Description
View on MITREMany XML parsers and validators can be configured to disable external entity expansion.
No detection method information available for this CWE.
No examples or observed CVEs available for this CWE.
CWE-611: CWE-611: Improper Restriction of XML External Entity Reference is a Common Weakness Enumeration (CWE) entry maintained by MITRE. Description
If exploited, CWE-611 (CWE-611: Improper Restriction of XML External Entity Reference) it can compromise Read Application Data, Read Files or Directories, Bypass Protection Mechanism, DoS: Resource Consumption (CPU) and DoS: Resource Consumption (Memory), leading to outcomes such as Scope: Confidentiality If the attacker is able to include a crafted DTD and a default entity resolver is enabled, the attacker may be able to access arbitrary files on the system. By submitting an XML file that defines an external entity with a file:// URI, an attacker can cause the processing application to read the contents of a local file. For example, a URI such as ", file:///c:/winnt/win.ini" and designates (in Windows) the file C:\Winnt\win.ini.
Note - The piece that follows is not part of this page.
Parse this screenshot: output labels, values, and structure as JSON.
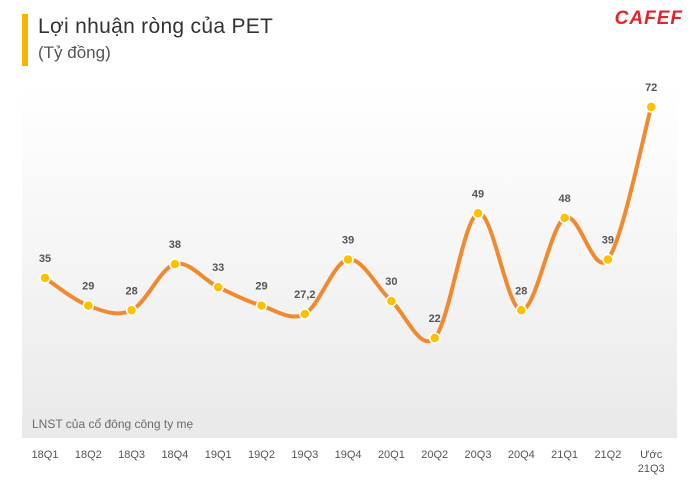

Recommended mitigations for CWE-611 include: Many XML parsers and validators can be configured to disable external entity expansion.
CWE-611 commonly affects Languages. Note that weaknesses are often language-agnostic patterns, so secure coding practices apply broadly.
A CWE (Common Weakness Enumeration) like CWE-611 describes a category of software weakness — the underlying flaw type. A CVE (Common Vulnerabilities and Exposures) identifies a specific, real-world vulnerability in a particular product. In short, a CWE is the kind of mistake, and a CVE is an instance of that mistake being found in software.